C'ERA UNA VOLTA A...HOLLYWOOD

di Macha Martini 

Uno spot in bianco e nero. Tanti colori, sgargianti. La mdp che guizza e turbina tra scale a chiocciola, gambe, trolley. Sharon Tate, che svanisce per poi ricomparire solo in alcuni sprazzi di film, come un fantasma nostalgico, come le immagini sullo schermo, come un vecchio tipo di cinema, come lo stesso Quentin Tarantino. Non è un caso che, in occasione della press conference di presentazione di C'era una volta a...Hollywood tenutasi il 3 Agosto a Roma, Margot Robbie abbia affermato che, nella scena culmine e più ampia dedicata alla moglie di Polanski, il regista si sia ispirato, in realtà, non a un episodio accaduto realmente ma al ricordo di un proprio vissuto, trasformando pertanto la defunta attrice in un romantico alter-ego. Un alter-ego non tanto del regista stesso quanto dell'idea di cinema di una volta, che ancora aleggia, come in un sogno, nella mente di un cinefilo. 

Sfondo, e probabilmente vera protagonista del film, la Hollywood del 1969. Epoca, come ci suggeriscono il tipo di fotografia e di regia utilizzate, piena di speranze, piena di vitalità, ma pronta ad aprire un varco verso la sabbia del deserto. In questa Los Angeles, che appare piena e vuota allo stesso tempo, incontriamo Rick Dalton (Leonardo DiCaprio) un attore frenato e incastrato in ruoli così stereotipati da precipitare in una profonda crisi esistenziale e professionale (rappresentata dal viaggio tra gli spaghetti western, denigrati aspramente dall’attore e così tanto amati invece da Tarantino), che potrà risolversi solo in un’esplosione di trash a cui tutti i fan del re del pulp sono ormai abituati. Rick Dalton, che dai trailer spicca come protagonista della pellicola, è affiancato da colui, che, invece, nel corso della storia, riesce non solo a rubare il “ciak” allo stesso DiCaprio (sia a livello attoriale, che a livello di importanza narrativa del personaggio), ma che sembra anche essere l’unico possibile filo conduttore tra la realtà (le ragazze di Manson) e la finzione (il cinema). Si tratta di Cliff Booth (ovvero Brad Pitt), stuntman di Rick Dalton, nonché sua fedele spalla e factotum.

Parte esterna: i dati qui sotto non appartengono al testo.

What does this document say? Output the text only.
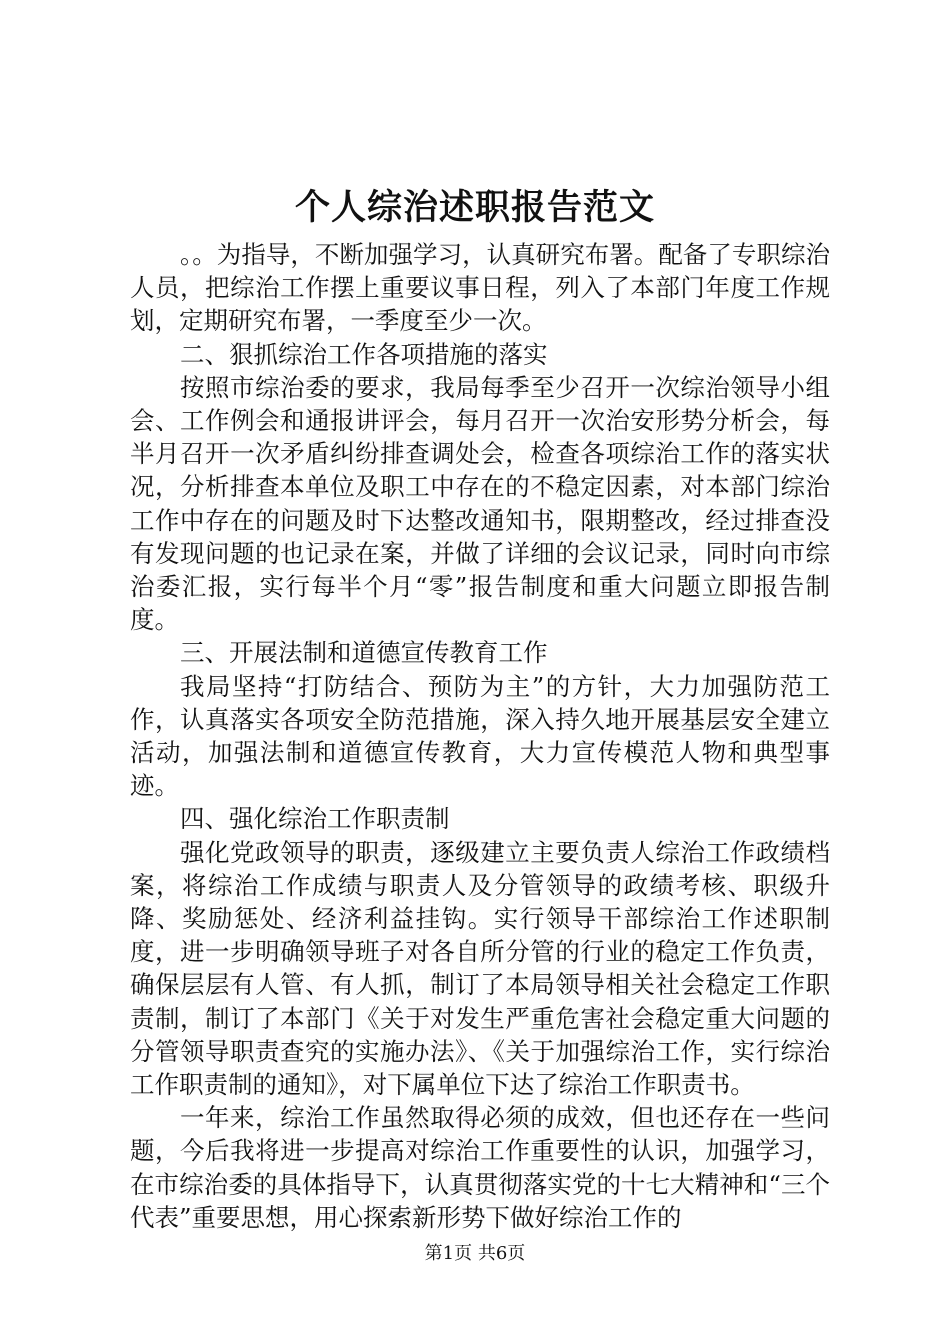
个人综治述职报告范文

。。为指导，不断加强学习，认真研究布署。配备了专职综治人员，把综治工作摆上重要议事日程，列入了本部门年度工作规划，定期研究布署，一季度至少一次。

二、狠抓综治工作各项措施的落实

按照市综治委的要求，我局每季至少召开一次综治领导小组会、工作例会和通报讲评会，每月召开一次治安形势分析会，每半月召开一次矛盾纠纷排查调处会，检查各项综治工作的落实状况，分析排查本单位及职工中存在的不稳定因素，对本部门综治工作中存在的问题及时下达整改通知书，限期整改，经过排查没有发现问题的也记录在案，并做了详细的会议记录，同时向市综治委汇报，实行每半个月“零”报告制度和重大问题立即报告制度。

三、开展法制和道德宣传教育工作

我局坚持“打防结合、预防为主”的方针，大力加强防范工作，认真落实各项安全防范措施，深入持久地开展基层安全建立活动，加强法制和道德宣传教育，大力宣传模范人物和典型事迹。

四、强化综治工作职责制

强化党政领导的职责，逐级建立主要负责人综治工作政绩档案，将综治工作成绩与职责人及分管领导的政绩考核、职级升降、奖励惩处、经济利益挂钩。实行领导干部综治工作述职制度，进一步明确领导班子对各自所分管的行业的稳定工作负责，确保层层有人管、有人抓，制订了本局领导相关社会稳定工作职责制，制订了本部门《关于对发生严重危害社会稳定重大问题的分管领导职责查究的实施办法》、《关于加强综治工作，实行综治工作职责制的通知》，对下属单位下达了综治工作职责书。

一年来，综治工作虽然取得必须的成效，但也还存在一些问题，今后我将进一步提高对综治工作重要性的认识，加强学习，在市综治委的具体指导下，认真贯彻落实党的十七大精神和“三个代表”重要思想，用心探索新形势下做好综治工作的

第1页 共6页
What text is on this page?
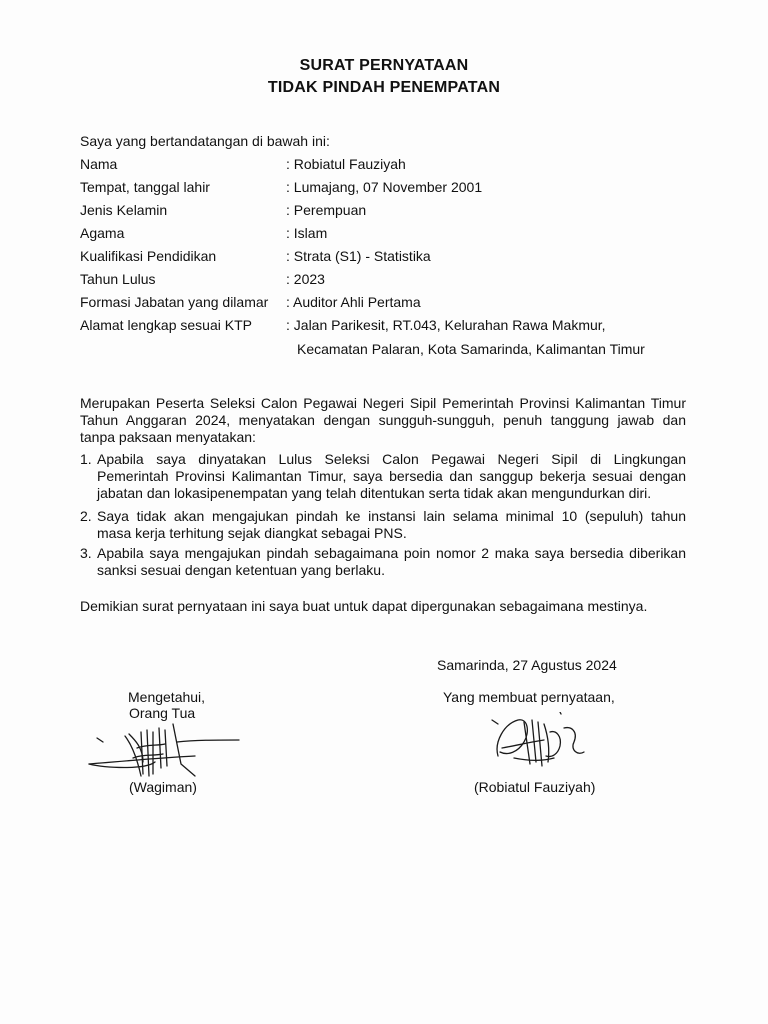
SURAT PERNYATAAN
TIDAK PINDAH PENEMPATAN
Saya yang bertandatangan di bawah ini:
Nama	: Robiatul Fauziyah
Tempat, tanggal lahir	: Lumajang, 07 November 2001
Jenis Kelamin	: Perempuan
Agama	: Islam
Kualifikasi Pendidikan	: Strata (S1) - Statistika
Tahun Lulus	: 2023
Formasi Jabatan yang dilamar : Auditor Ahli Pertama
Alamat lengkap sesuai KTP : Jalan Parikesit, RT.043, Kelurahan Rawa Makmur,
Kecamatan Palaran, Kota Samarinda, Kalimantan Timur
Merupakan Peserta Seleksi Calon Pegawai Negeri Sipil Pemerintah Provinsi Kalimantan Timur
Tahun Anggaran 2024, menyatakan dengan sungguh-sungguh, penuh tanggung jawab dan
tanpa paksaan menyatakan:
1. Apabila saya dinyatakan Lulus Seleksi Calon Pegawai Negeri Sipil di Lingkungan
Pemerintah Provinsi Kalimantan Timur, saya bersedia dan sanggup bekerja sesuai dengan
jabatan dan lokasipenempatan yang telah ditentukan serta tidak akan mengundurkan diri.
2. Saya tidak akan mengajukan pindah ke instansi lain selama minimal 10 (sepuluh) tahun
masa kerja terhitung sejak diangkat sebagai PNS.
3. Apabila saya mengajukan pindah sebagaimana poin nomor 2 maka saya bersedia diberikan
sanksi sesuai dengan ketentuan yang berlaku.
Demikian surat pernyataan ini saya buat untuk dapat dipergunakan sebagaimana mestinya.
Samarinda, 27 Agustus 2024
Mengetahui,
Orang Tua
Yang membuat pernyataan,
(Wagiman)	(Robiatul Fauziyah)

Tra poesia e ironia, il film scorre fluidamente, incantando lo sguardo incredulo dello spettatore, che però non riesce a ritrovare l’estetica dell’acclamato regista-sceneggiatore. Dallo schermo emerge un’opera che, tra malinconia e magia, tipiche di una giornata di pioggia, apre il varco di un universo cinematografico ancora mai visto e che, sebbene non rientri nelle tipiche corde di Tarantino, solo Tarantino poteva realizzare. 

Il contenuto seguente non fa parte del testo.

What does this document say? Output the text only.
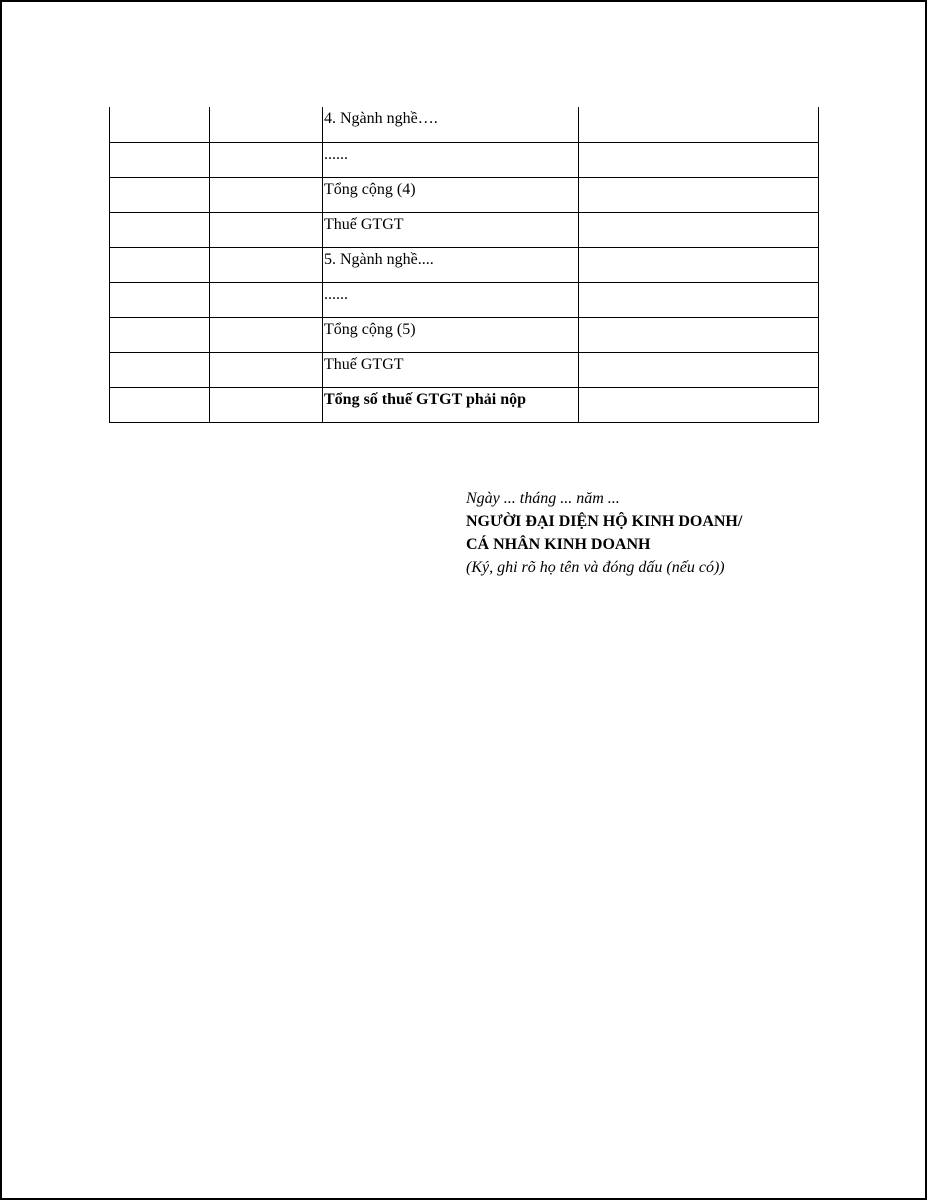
		4. Ngành nghề….	
		......	
		Tổng cộng (4)	
		Thuế GTGT	
		5. Ngành nghề....	
		......	
		Tổng cộng (5)	
		Thuế GTGT	
		Tổng số thuế GTGT phải nộp	
Ngày ... tháng ... năm ...
NGƯỜI ĐẠI DIỆN HỘ KINH DOANH/
CÁ NHÂN KINH DOANH
(Ký, ghi rõ họ tên và đóng dấu (nếu có))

In conclusione, C'era una volta a...Hollywood, come afferma lo stesso regista e sceneggiatore, risulta essere la summa di una trilogia (Bastardi senza Gloria e Django Unchained), che, allo stesso tempo, racchiude tematicamente tutto il mondo tarantiniano, in una sintesi perfetta e armonica e che però si palesa solo nell’ultima sequenza, dando un senso di fine, di rammarico, un sorriso pieno di tristezza, un ricordo di quello che non fu, ma che vorremmo che fosse stato e che solo il cinema, sembra dirci Tarantino, può restituirci in un unico e malinconico frame.